I felt similar to how I did on 9/11. Of course, there wasn’t that sort of paralysis or suffocating feeling of shock, but there was that same feeling of disbelief.

Those four merciless human beings on Flight 93, and the fifteen hijackers on the other planes, chose to kill in the name of God.

"Allahu akbar!"

"God is Great!"

THEY TRAINED, PLOTTED, AND KILLED IN THE NAME OF GOD.

I still have not come to terms with that.

United 93 is a dramatic reminder that we are at war with an ideology, one that exploits God to justify the killing of innocents.


It's a reminder that the only borders in this War on Terror are found in the minds of those that believe slaughtering non-Muslim men, women, and children is what God wants.

The film is also a tribute to the human spirit, to those brave men and women who desperately wanted to live. They did all that they could to get off of that plane alive, battling the barbarism of the terrorists. In that sense, United 93 is uplifting. It soars.


Only God knows how many lives were saved by their sacrifice.

5 comments:

The Game said...

very nice to see the movie didn't make excuses for the terrorist, or PC the movie....
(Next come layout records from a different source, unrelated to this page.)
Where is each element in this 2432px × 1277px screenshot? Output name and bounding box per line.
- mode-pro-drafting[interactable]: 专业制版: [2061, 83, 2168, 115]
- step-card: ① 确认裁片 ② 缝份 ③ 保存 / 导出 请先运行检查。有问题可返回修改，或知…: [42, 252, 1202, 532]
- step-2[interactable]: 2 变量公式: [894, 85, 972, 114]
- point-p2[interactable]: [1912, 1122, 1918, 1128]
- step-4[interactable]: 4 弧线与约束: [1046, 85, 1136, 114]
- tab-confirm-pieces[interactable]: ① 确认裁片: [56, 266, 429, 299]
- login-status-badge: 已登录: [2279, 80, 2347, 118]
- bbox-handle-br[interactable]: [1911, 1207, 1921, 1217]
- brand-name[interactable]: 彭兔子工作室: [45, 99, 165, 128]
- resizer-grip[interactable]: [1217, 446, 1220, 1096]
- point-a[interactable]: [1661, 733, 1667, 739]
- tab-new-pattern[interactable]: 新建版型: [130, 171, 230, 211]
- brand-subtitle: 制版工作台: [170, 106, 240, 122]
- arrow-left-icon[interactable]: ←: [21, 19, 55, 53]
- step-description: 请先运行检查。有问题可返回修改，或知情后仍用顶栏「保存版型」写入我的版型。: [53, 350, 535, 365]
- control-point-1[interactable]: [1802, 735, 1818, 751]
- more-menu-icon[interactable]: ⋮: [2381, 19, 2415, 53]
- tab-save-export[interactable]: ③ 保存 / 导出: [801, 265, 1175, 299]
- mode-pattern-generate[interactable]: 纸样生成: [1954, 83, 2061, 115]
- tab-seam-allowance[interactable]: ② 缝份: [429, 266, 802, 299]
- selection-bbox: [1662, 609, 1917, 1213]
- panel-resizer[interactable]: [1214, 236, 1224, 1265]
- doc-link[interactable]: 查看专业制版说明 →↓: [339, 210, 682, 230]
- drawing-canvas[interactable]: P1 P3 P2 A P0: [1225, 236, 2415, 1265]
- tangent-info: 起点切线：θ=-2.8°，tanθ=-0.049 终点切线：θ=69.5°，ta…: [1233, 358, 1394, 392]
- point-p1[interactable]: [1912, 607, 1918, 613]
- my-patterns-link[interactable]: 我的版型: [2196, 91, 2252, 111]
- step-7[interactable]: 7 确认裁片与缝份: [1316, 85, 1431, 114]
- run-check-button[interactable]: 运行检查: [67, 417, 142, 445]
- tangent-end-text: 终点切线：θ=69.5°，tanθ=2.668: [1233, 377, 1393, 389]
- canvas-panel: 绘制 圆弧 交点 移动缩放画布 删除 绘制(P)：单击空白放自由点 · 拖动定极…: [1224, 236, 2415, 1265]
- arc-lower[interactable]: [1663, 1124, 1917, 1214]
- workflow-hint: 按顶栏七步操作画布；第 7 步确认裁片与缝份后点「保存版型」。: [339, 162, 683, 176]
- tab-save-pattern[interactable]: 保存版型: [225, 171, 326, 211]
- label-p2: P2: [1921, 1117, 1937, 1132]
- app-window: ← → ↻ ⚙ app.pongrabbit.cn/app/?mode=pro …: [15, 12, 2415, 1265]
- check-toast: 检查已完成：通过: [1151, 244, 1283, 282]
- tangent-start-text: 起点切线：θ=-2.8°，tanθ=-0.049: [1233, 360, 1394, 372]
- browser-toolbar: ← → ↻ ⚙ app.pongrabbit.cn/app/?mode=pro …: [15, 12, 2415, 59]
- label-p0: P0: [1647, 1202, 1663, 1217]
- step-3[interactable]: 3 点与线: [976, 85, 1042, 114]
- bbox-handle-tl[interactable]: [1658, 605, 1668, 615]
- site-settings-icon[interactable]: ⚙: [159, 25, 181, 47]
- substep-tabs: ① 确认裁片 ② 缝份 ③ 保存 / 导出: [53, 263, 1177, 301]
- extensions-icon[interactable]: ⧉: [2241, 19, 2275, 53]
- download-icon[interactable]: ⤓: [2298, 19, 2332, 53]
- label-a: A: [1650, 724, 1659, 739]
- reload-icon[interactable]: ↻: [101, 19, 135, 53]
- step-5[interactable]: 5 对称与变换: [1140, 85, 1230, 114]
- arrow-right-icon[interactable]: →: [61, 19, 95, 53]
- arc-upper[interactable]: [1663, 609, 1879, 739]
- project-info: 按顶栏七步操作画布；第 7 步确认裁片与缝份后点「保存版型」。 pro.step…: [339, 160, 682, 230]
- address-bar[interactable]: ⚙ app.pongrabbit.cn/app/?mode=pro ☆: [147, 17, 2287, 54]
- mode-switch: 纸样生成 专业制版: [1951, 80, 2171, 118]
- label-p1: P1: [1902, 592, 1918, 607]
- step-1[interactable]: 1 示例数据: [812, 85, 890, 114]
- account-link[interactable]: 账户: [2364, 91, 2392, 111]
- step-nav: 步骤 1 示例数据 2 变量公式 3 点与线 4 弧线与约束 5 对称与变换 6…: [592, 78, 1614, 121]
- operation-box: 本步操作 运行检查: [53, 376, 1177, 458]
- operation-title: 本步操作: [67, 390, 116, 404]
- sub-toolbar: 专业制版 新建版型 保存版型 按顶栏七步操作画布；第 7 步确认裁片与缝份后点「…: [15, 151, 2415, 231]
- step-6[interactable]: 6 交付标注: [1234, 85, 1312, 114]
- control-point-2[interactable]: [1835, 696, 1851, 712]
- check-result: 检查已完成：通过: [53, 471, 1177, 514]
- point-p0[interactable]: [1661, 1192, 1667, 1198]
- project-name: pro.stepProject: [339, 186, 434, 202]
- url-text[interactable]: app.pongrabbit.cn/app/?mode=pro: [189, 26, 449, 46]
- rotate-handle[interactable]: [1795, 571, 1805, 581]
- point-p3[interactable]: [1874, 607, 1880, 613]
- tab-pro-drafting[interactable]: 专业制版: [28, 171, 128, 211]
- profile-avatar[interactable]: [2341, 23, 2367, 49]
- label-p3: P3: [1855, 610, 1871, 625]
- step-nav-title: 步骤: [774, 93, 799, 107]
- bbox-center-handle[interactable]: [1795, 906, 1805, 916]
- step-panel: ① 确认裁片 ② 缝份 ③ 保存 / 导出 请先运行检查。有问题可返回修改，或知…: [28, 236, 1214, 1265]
I'm sure we will get that from Oliver stones piece of crap later this year...

Mary said...

No, there were no excuses for the terrorists.

What they did was just presented as what they did.

I suppose if you're into jihad and moral relativism, you could watch the movie and think of the hijackers as martyrs.

The passengers and crew could be seen as deserving their fate.

Obviously, from a Western and American standpoint (not counting the radical Left, the lib elite, Hollywood and assorted celebrities)that's a twisted, deranged perspective.

Mary said...

fat pants,

I can understand why you might want to avoid the movie. It's difficult to watch, to actually see it come to life.

But, it was all so familiar and true to the various well-documented accounts that we've heard for years.

If anything, the message is to never forget.

You don't need to see the movie to keep in mind who attacked America and how.

Poison Pero said...

I saw the TV documentary of Flight 93 on a local channel here in Phoenix, and it brought me to tears and puffed up my chest all at the same time.

I can't wait to see the movie, and am glad someone had the testicular fortitude to break free from the "America is Shit" crown in Hollywood.

I've watched the videos from 9/11 as well as the videos of the beheadings a thousand times.......It is not too early to show the movie. If anything it's too late.

I hope every American goes to see it, but I'm afraid too many are afraid of what they will feel when they see it.....Another group will boycott it just because they don't want to give credance to the war........Another group won't see it because they are too damn apathetic and stupid to see anything that isn't a comedy or T&A related.

Thanx for the review Mary.....I look forward to going this week.

Mary said...

Ulysses, the "Tenets of Islam" that you cited obviously weren't followed by the 9/11 hijackers.

I highly recommend the movie, Pero.

Unfortunately, I think its audience will mainly be made up of people who haven't forgotten the attacks and already understand the ongoing threat that militant Islam poses to our security.

It's really the others that you cited that need to watch it.